Tal cantidad de navíos y hombres prácticos en las artes de la guerra no bastaron para socorrer a los cristianos que defendían la isla que llaman de los Gelves de tan ingente morisma como atacaba por todas partes desde África, así como de la gran armada turca que desde el mar vino en ayuda de los reyezuelos mahométicos, de manera que sobrevino el desastre.

Corría el año infausto de 1560, bien lo recuerdo pues yo tenía cumplidos diecinueve años. Ah, qué mocedad para tanta tristura! Habiendo llegado a ser tambor mayor del tercio de Milán a tan temprana edad, se me prometía un buen destino en la milicia si no fuera porque consintió Dios que nuestras tropas vinieran a sufrir la peor de las derrotas. Deshecha la flota cristiana y rendido el presidio, contemplé con mis aún tiernos ojos de soldado inexperto y falto de sazón a los más grandes generales de nuestro ejército humillados delante de las potestades infieles; como la inmensidad de muertos, cerca de cinco mil, que cayeron de nuestra gente en tan malograda empresa, y con cuyos cadáveres apilados construyeron los diabólicos turcos una torre que aún hoy dicen verse desde la mar los marineros que se aventuran por aquella costa. Sálveme yo de la muerte, mas no de la esclavitud que reserva la mala fortuna para quienes conservan la vida después de vencidos en tierra extraña. Y quedé en poder de un aguerrido jenízaro llamado Dromux Arráez, que me llevó consigo en su galeaza primero a Susa y luego a Constantinopla, a la cual los infieles nombran como Estambul, que es donde tiene su corte el Gran Turco.

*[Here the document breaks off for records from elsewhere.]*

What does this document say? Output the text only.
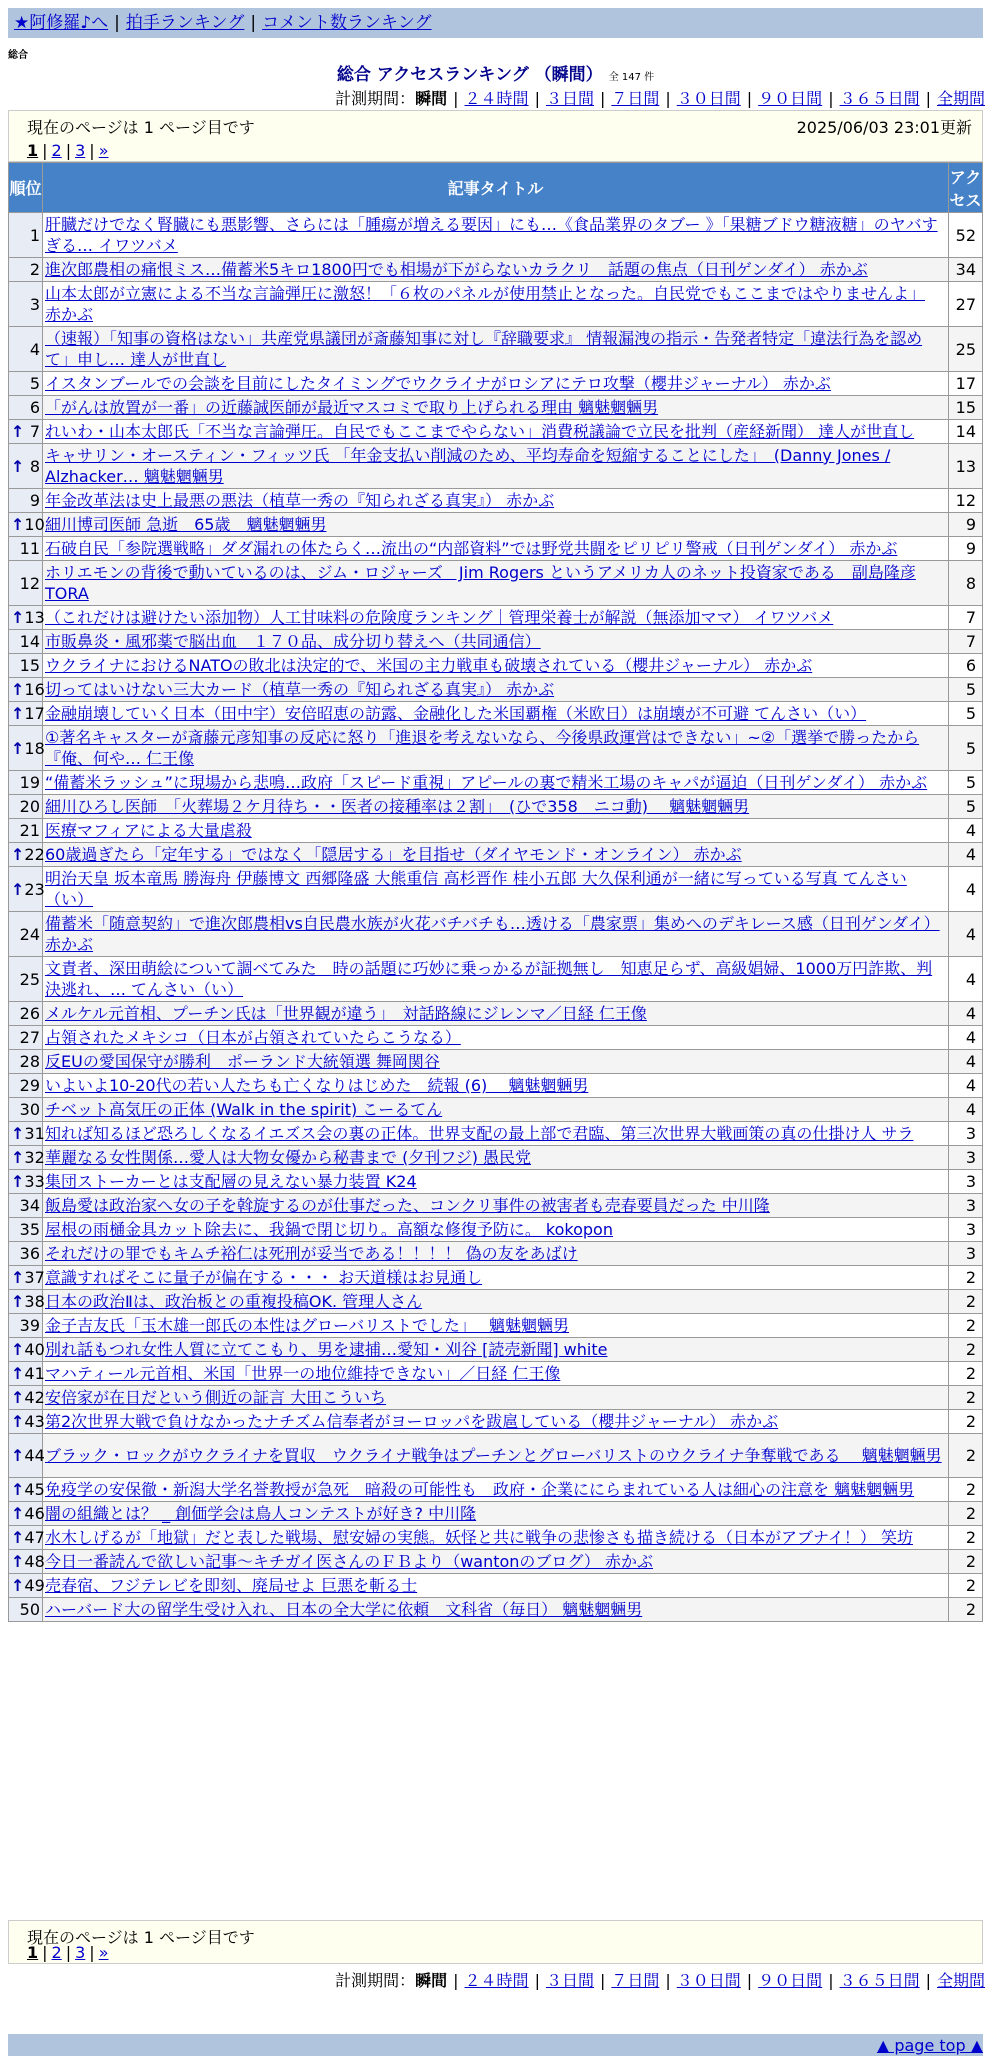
★阿修羅♪へ | 拍手ランキング | コメント数ランキング
総合
総合 アクセスランキング （瞬間） 全 147 件
計測期間：瞬間 | ２４時間 | ３日間 | ７日間 | ３０日間 | ９０日間 | ３６５日間 | 全期間
現在のページは 1 ページ目です	2025/06/03 23:01更新
1 | 2 | 3 | »
順位	記事タイトル	アクセス
1	肝臓だけでなく腎臓にも悪影響、さらには「腫瘍が増える要因」にも…《食品業界のタブー 》「果糖ブドウ糖液糖」のヤバすぎる… イワツバメ	52
2	進次郎農相の痛恨ミス…備蓄米5キロ1800円でも相場が下がらないカラクリ　話題の焦点（日刊ゲンダイ） 赤かぶ	34
3	山本太郎が立憲による不当な言論弾圧に激怒！「６枚のパネルが使用禁止となった。自民党でもここまではやりませんよ」 赤かぶ	27
4	（速報）「知事の資格はない」共産党県議団が斎藤知事に対し『辞職要求』 情報漏洩の指示・告発者特定「違法行為を認めて」申し… 達人が世直し	25
5	イスタンブールでの会談を目前にしたタイミングでウクライナがロシアにテロ攻撃（櫻井ジャーナル） 赤かぶ	17
6	「がんは放置が一番」の近藤誠医師が最近マスコミで取り上げられる理由 魑魅魍魎男	15

↑ 7	れいわ・山本太郎氏「不当な言論弾圧。自民でもここまでやらない」消費税議論で立民を批判（産経新聞） 達人が世直し	14

↑ 8	キャサリン・オースティン・フィッツ氏 「年金支払い削減のため、平均寿命を短縮することにした」　(Danny Jones / Alzhacker… 魑魅魍魎男	13
9	年金改革法は史上最悪の悪法（植草一秀の『知られざる真実』） 赤かぶ	12

↑ 10	細川博司医師 急逝　65歳　魑魅魍魎男	9
11	石破自民「参院選戦略」ダダ漏れの体たらく…流出の“内部資料”では野党共闘をピリピリ警戒（日刊ゲンダイ） 赤かぶ	9
12	ホリエモンの背後で動いているのは、ジム・ロジャーズ　Jim Rogers というアメリカ人のネット投資家である　副島隆彦TORA	8

↑ 13	（これだけは避けたい添加物）人工甘味料の危険度ランキング｜管理栄養士が解説（無添加ママ） イワツバメ	7
14	市販鼻炎・風邪薬で脳出血　１７０品、成分切り替えへ（共同通信）	7
15	ウクライナにおけるNATOの敗北は決定的で、米国の主力戦車も破壊されている（櫻井ジャーナル） 赤かぶ	6

↑ 16	切ってはいけない三大カード（植草一秀の『知られざる真実』） 赤かぶ	5

↑ 17	金融崩壊していく日本（田中宇）安倍昭恵の訪露、金融化した米国覇権（米欧日）は崩壊が不可避 てんさい（い）	5

↑ 18	①著名キャスターが斎藤元彦知事の反応に怒り「進退を考えないなら、今後県政運営はできない」~②「選挙で勝ったから『俺、何や… 仁王像	5
19	“備蓄米ラッシュ”に現場から悲鳴…政府「スピード重視」アピールの裏で精米工場のキャパが逼迫（日刊ゲンダイ） 赤かぶ	5
20	細川ひろし医師　「火葬場２ケ月待ち・・医者の接種率は２割」　(ひで358　ニコ動)　 魑魅魍魎男	5
21	医療マフィアによる大量虐殺	4

↑ 22	60歳過ぎたら「定年する」ではなく「隠居する」を目指せ（ダイヤモンド・オンライン） 赤かぶ	4

↑ 23	明治天皇 坂本竜馬 勝海舟 伊藤博文 西郷隆盛 大熊重信 高杉晋作 桂小五郎 大久保利通が一緒に写っている写真 てんさい（い）	4
24	備蓄米「随意契約」で進次郎農相vs自民農水族が火花バチバチも…透ける「農家票」集めへのデキレース感（日刊ゲンダイ） 赤かぶ	4
25	文責者、深田萌絵について調べてみた　時の話題に巧妙に乗っかるが証拠無し　知恵足らず、高級娼婦、1000万円詐欺、判決逃れ、… てんさい（い）	4
26	メルケル元首相、プーチン氏は「世界観が違う」　対話路線にジレンマ／日経 仁王像	4
27	占領されたメキシコ（日本が占領されていたらこうなる）	4
28	反EUの愛国保守が勝利　ポーランド大統領選 舞岡関谷	4
29	いよいよ10-20代の若い人たちも亡くなりはじめた　続報 (6)　 魑魅魍魎男	4
30	チベット高気圧の正体 (Walk in the spirit) こーるてん	4

↑ 31	知れば知るほど恐ろしくなるイエズス会の裏の正体。世界支配の最上部で君臨、第三次世界大戦画策の真の仕掛け人 サラ	3

↑ 32	華麗なる女性関係…愛人は大物女優から秘書まで (夕刊フジ) 愚民党	3

↑ 33	集団ストーカーとは支配層の見えない暴力装置 K24	3
34	飯島愛は政治家へ女の子を斡旋するのが仕事だった、コンクリ事件の被害者も売春要員だった 中川隆	3
35	屋根の雨樋金具カット除去に、我鍋で閉じ切り。高額な修復予防に。 kokopon	3
36	それだけの罪でもキムチ裕仁は死刑が妥当である！！！！ 偽の友をあばけ	3

↑ 37	意識すればそこに量子が偏在する・・・ お天道様はお見通し	2

↑ 38	日本の政治Ⅱは、政治板との重複投稿OK. 管理人さん	2
39	金子吉友氏「玉木雄一郎氏の本性はグローバリストでした」　 魑魅魍魎男	2

↑ 40	別れ話もつれ女性人質に立てこもり、男を逮捕…愛知・刈谷 [読売新聞] white	2

↑ 41	マハティール元首相、米国「世界一の地位維持できない」／日経 仁王像	2

↑ 42	安倍家が在日だという側近の証言 大田こういち	2

↑ 43	第2次世界大戦で負けなかったナチズム信奉者がヨーロッパを跋扈している（櫻井ジャーナル） 赤かぶ	2

↑ 44	ブラック・ロックがウクライナを買収　ウクライナ戦争はプーチンとグローバリストのウクライナ争奪戦である　 魑魅魍魎男	2

↑ 45	免疫学の安保徹・新潟大学名誉教授が急死　暗殺の可能性も　政府・企業ににらまれている人は細心の注意を 魑魅魍魎男	2

↑ 46	闇の組織とは？ _ 創価学会は鳥人コンテストが好き? 中川隆	2

↑ 47	水木しげるが「地獄」だと表した戦場、慰安婦の実態。妖怪と共に戦争の悲惨さも描き続ける（日本がアブナイ！） 笑坊	2

↑ 48	今日一番読んで欲しい記事〜キチガイ医さんのＦＢより（wantonのブログ） 赤かぶ	2

↑ 49	売春宿、フジテレビを即刻、廃局せよ 巨悪を斬る士	2
50	ハーバード大の留学生受け入れ、日本の全大学に依頼　文科省（毎日） 魑魅魍魎男	2
現在のページは 1 ページ目です
1 | 2 | 3 | »
計測期間：瞬間 | ２４時間 | ３日間 | ７日間 | ３０日間 | ９０日間 | ３６５日間 | 全期間
▲ page top ▲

En esa gran ciudad fui empleado en los trabajos propios de los cautivos; que son: obedecer para conservar la cabeza sobre los hombros, escaparse de lo que uno puede, soportar alguna que otra paliza y escurrirse por mil vericuetos para atesorar la propiá honra; que no es poco, pues no hay caballero buen cristiano que tenga a salvo la virtud y la vergüenza entre gentes de tan rijosas aficiones. Aunque he de explicar que, en tamaños albures, me benefició mucho saber de música. Ya que aprecian sobremanera los turcos el oficio de tañer el laúd, cantar y recitar poemas. Les placen tanto estas artes que suelen tratar con miramientos a trovadores y poetas, llegando a tenerlos en alta estima, como a parientes, en sus casas y palacios, colmándoles de atenciones y regalándoles con vestidos, dineros y alhajas cuando las coplas les llegan al alma despertándoles arrobamientos, nostalgias y recuerdos. En estos menesteres me empleé con tanto esmero que no sólo tuve contentos a mis amos, sino que creció mi fama entre los más principales señores de la corte del sultán. De tal manera que, pasados algunos años, llegué a estar muy bien considerado entre la servidumbre del tal Dromux Arráez, gozando de libertad para entrar y salir por sus dominios. De modo que vine a estar al tanto de todo lo que pasaba en la prodigiosa ciudad de Estambul y a tener contacto con otros cristianos que en ella vivían, venecianos los más de ellos, aunque también napolitanos, griegos e incluso españoles, y así logré muchos conocimientos de idas y venidas, negocios y componendas». In Jesús Sánchez Adalid, El Caballero de Alcántara, 2008, Epulibre, O Cavaleiro de Alcântara, 2008, 2021, HarperCollins Ibérica, 2021, ISBN 978-849-139-511-9.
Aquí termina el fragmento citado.